For the task on comparative questions (Task 2), we provide 50 search topics that describe scenarios of personal decision making. Each of these topics has a title in terms of a comparative question, comparison objects for the stance detection of the retrieved passages, a description specifying the particular search scenario, and a narrative that serves as a guideline for the assessors:

3 Touché at CLEF 2021: Results and Findings

At Touché 2021, we received 36 registrations (compared to 28 registrations in the first year); aligned with the lab’s fencing-related title, the participants were asked to select a real or fictional fencer or swordsman character (e.g., Zorro) as their team name upon registration. We received result submissions from 27 of the 36 registered teams (after 17 active teams in the first year) that resulted in 88 valid runs (after 41 in 2020; participants were allowed to submit up to 5 result rankings in both years). Touché aims to foster the reproducibility of submissions by asking participants to submit their approaches via the TIRA platform [20], which allows easy software submission and automatic evaluation.

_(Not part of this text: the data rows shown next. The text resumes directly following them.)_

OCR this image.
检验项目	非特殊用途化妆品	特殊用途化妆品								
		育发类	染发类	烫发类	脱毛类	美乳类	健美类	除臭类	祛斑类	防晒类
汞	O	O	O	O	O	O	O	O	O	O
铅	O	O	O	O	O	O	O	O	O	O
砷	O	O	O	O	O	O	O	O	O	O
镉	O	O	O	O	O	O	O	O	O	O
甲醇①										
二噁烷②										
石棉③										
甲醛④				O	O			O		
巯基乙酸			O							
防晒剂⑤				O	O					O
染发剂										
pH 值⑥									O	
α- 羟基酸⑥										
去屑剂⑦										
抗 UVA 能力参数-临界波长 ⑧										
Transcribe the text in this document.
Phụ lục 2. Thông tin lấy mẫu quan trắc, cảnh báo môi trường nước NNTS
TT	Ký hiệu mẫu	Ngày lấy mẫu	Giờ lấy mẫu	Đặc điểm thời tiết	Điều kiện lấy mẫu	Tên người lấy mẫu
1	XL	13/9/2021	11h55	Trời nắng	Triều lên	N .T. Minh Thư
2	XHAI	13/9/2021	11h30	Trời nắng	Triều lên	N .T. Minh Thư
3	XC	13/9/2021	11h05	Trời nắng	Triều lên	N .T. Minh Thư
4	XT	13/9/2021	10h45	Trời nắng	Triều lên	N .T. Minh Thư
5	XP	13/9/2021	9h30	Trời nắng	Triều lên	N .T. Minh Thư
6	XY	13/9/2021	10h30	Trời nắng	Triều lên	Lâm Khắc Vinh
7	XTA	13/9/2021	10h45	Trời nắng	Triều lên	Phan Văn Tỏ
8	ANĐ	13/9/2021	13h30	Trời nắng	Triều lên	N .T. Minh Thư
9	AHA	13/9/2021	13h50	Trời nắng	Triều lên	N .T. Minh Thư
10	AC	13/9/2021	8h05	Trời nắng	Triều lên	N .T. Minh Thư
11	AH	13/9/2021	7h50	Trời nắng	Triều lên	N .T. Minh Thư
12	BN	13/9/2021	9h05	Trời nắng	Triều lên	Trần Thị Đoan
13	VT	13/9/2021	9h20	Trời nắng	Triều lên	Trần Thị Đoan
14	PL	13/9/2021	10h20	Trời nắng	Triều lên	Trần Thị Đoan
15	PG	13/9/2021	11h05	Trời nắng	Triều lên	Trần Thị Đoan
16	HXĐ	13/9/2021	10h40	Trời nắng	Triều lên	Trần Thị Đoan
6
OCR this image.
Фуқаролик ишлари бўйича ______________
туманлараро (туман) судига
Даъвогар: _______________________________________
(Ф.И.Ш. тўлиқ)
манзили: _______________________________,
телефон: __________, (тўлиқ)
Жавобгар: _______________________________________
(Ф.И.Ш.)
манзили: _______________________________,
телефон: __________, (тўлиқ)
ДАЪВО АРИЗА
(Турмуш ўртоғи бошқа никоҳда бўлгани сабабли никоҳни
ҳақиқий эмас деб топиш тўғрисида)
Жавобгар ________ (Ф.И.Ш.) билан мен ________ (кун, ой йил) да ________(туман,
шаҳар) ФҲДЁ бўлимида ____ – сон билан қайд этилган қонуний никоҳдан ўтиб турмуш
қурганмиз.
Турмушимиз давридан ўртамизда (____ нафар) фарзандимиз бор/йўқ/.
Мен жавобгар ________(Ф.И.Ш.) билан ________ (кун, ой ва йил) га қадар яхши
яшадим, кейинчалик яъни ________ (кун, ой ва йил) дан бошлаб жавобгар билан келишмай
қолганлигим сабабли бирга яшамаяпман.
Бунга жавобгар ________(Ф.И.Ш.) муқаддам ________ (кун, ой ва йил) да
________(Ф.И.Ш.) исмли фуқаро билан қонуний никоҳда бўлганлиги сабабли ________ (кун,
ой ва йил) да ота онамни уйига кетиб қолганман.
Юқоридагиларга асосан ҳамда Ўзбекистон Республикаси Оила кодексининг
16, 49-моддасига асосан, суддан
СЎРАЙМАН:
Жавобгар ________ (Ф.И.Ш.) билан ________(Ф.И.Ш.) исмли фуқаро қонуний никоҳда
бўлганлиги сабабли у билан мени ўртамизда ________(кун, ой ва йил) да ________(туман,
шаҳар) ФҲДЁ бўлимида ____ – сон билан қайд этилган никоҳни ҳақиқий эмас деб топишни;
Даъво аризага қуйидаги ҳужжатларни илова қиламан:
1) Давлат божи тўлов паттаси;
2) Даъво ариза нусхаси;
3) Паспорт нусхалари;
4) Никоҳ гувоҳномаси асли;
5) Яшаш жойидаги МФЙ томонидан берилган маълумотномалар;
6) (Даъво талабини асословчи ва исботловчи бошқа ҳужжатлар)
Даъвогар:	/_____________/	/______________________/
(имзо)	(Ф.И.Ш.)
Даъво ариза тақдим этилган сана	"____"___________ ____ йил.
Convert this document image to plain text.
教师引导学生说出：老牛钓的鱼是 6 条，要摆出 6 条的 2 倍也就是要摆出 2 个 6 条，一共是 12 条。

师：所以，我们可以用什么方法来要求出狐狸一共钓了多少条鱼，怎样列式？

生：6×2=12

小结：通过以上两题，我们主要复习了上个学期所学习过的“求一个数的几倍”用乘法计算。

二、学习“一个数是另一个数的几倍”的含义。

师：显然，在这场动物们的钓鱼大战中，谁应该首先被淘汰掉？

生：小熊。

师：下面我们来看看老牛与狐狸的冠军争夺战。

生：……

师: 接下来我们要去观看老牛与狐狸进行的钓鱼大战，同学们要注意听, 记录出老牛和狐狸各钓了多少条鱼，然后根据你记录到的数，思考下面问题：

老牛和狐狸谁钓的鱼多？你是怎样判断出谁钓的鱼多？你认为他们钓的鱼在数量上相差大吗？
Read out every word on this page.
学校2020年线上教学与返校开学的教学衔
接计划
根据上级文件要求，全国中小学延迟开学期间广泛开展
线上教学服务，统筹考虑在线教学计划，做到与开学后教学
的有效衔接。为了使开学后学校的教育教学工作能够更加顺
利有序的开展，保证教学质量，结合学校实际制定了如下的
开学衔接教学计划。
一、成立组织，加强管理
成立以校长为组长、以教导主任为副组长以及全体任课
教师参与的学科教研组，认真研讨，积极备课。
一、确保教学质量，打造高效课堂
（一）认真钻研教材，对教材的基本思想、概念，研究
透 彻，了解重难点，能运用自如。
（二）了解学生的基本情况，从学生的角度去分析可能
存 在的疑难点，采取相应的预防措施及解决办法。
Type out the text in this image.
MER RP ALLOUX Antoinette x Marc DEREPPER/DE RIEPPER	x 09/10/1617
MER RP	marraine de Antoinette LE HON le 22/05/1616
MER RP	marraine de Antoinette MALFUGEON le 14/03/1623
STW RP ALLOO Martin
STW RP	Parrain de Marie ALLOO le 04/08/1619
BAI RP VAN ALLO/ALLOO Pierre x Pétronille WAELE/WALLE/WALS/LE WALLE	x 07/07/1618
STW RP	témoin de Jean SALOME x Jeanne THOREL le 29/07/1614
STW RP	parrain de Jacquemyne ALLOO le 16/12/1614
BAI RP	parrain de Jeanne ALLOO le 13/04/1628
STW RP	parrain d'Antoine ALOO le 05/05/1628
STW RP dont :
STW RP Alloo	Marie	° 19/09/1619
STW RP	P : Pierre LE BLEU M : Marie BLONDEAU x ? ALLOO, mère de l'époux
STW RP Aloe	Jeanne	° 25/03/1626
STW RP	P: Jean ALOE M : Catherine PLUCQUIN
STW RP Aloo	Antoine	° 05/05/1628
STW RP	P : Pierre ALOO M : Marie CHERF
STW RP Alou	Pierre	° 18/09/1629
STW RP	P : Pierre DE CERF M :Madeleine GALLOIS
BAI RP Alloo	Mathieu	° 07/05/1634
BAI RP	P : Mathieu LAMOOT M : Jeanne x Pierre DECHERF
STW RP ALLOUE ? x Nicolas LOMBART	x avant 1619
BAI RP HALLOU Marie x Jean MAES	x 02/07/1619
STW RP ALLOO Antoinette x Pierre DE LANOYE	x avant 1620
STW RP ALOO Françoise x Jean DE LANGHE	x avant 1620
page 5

Task 1: Argument Retrieval for Controversial Questions. In the first two Touché editions, Task 1 was stated as follows: given a question on a controversial topic, retrieve relevant and high-quality arguments from a focused crawl of online debate portals—the args.me corpus [1]. The submissions in 2021 [7] partly continued the trend of Touché 2020 [6] by deploying “traditional” retrieval models, however, with an increased focus on machine learning models (especially for query expansion and for argument quality assessment). Overall, there were two main trends in the participants’ retrieval pipelines: (1) reproducing and fine-tuning approaches from the previous year by increasing their robustness, and (2) developing new, mostly neural approaches for argument retrieval by fine-tuning pre-trained models for the domain-specific search task at hand.

Like in the first year, combining “traditional” retrieval models with various query expansion methods and domain-specific re-ranking features remained a frequent choice for Task 1. Not really surprising—given its top effectiveness as the 2020 baseline—, DirichletLM was employed most often as the initial retrieval model, followed by BM25. For query expansion (e.g., with synonyms), most participating teams continued to use WordNet [11], however, Transformer-based approaches received increased attention [2]. Moreover, many approaches tried to use some form of argument quality estimation in the (re-)ranking.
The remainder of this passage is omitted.